In seinem dritten Roman erzählt der 1953 geborene Ernst-Wilhelm Händler von einem deutschen Software-Ingenieur namens Suttung, der in den Vereinigten Staaten lebt und kluge Roboter plant. Am Strand des Atlantiks, während eines Urlaubs in Neuengland, lernt er Sieglinde und Mechthild kennen, eine Architektin und eine Soziologin, zwei nicht nur erotische Grüße aus der scheinbar längst zurückgelassenen Heimat. Das Leben des Ingenieurs ändert seinen Lauf: Er wird vom Arbeitgeber der beiden Walküren, dem Architekten Hant, dem größten Meister seiner Zunft, angestellt. Seine Aufgabe soll es sein, die geniale künstlerische Energie, das technische Können, die "Visionen" dieses Architekten in einem Computerprogramm zur Steuerung von Robotern zu simulieren, damit dessen Imperium fortbestehen kann, in alle Ewigkeit.

Der "Sturm" ist eigentlich ein Wirtschaftsroman. Dieses Genre ist, was man sehr bedauern kann, in der deutschen Literatur nahezu ausgestorben. Ernst-Wilhelm Händler will es zu neuem Leben erwecken, aber mit den großen Romanen des neunzehnten Jahrhunderts hat sein Buch nicht mehr viel zu tun. Es gibt keine Frontlinien mehr zwischen dem Geld und der ständischen Gesellschaft, zwischen dem Erwerbsleben und der privaten Existenz. Die einzige Grenze, die geblieben sein mag, ist die zwischen der harten Materie und einer radikal virtualisierten Wirtschaft. Am Schlagbaum begegnen sich der Software-Ingenieur und der Architekt, und am Ende müssen sie miteinander die Kräfte messen.

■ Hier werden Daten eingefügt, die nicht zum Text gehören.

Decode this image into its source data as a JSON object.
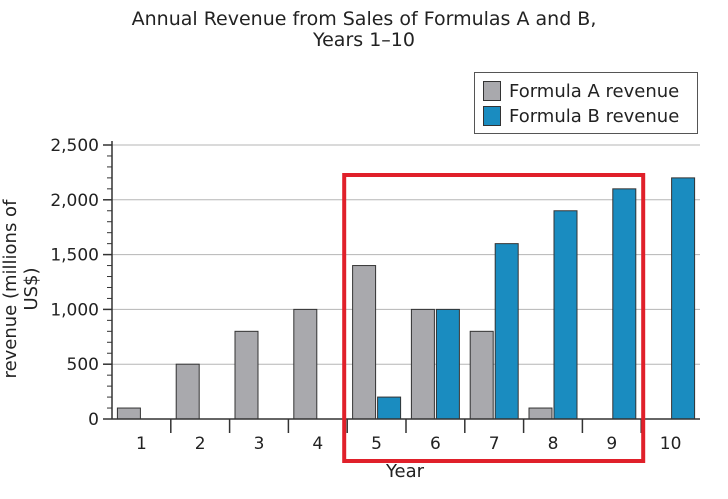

In diesem Roman ist fast alles Zitat. Am auffälligsten ist das im Umgang mit der nordischen Mythologie. Sie wirkt tief hinein in die Konstellation der Figuren und der Motive, ja in den Plan der Geschichte insgesamt. In mythischen Genealogien, alten Sternbilder und in der Kosmogonie spiegelt sich die Entstehung der virtuellen Welt. Durch das hypermoderne Haus hallt das Echo Richard Wagners, der von ferne die Fäden zieht. Die Figuren gleichen leidenden, schwer verwundeten, anthropomorphen Göttern. Und auch der Gegenstand des Konflikts, der große Bau, ist aus der Mythologie Wagners entliehen: die Manifestation einer "befehlenden und zwingenden Kraft, deren Ursprung unbekannt sei und die sich in Hant sammle. Diese Kraft werde die Teilung der Welt und die Gewalt überwinden. Hants Bauwerke seien ein Stück Erlösung für ein Reich, das komme." In Wirklichkeit heißen die Bauten dieses Architekten "Walhall".

Von Wieland Wagner, dem Enkel, stammt die Formulierung, Walhall sei Wall Street. Sie könnte als Motto über diesem Roman stehen. Wotan und Freja, Loge und Alberich - sie alle erscheinen in diesem Buch als zu Figuren geronnene Versprechungen aus den Selbstdarstellungen moderner Firmen, als in fiktive Häute geschlüpfte Formeln aus Marketingseminaren und Schulungen für Führungskräfte. Diese suggestive, an Überraschungen reiche Parallelaktion ist die große Leistung des Erzählers Ernst-Wilhelm Händler.

Robert Musil lässt im "Mann ohne Eigenschaften" seinen Großschrifsteller und Finanzmagnaten Arnheim sagen, das gesamte Wirtschaftsleben sei in Wahrheit eine Art von Poesie. Händler radikalisiert diesen Satz, bis in die Form seines Romans hinein. Er ist nicht leicht zu lesen. Die Figuren changieren, sie besitzen nur diffuse Gestalt, sie sind wandelbar wie die Formeln, denen sie ihren Ursprung verdanken. Händler kann zwar auf das intellektuelle Interesse seiner Leser spekulieren. Wer nach den Essays unter der Handlung sucht, der wird sie finden. Aber der Preis dafür ist hoch: Der Roman zerspringt in unzählige Aphorismen, und eher erinnert man sich nach der Lektüre an die eine oder andere Formulierung als an die Geschichte und ihre Helden.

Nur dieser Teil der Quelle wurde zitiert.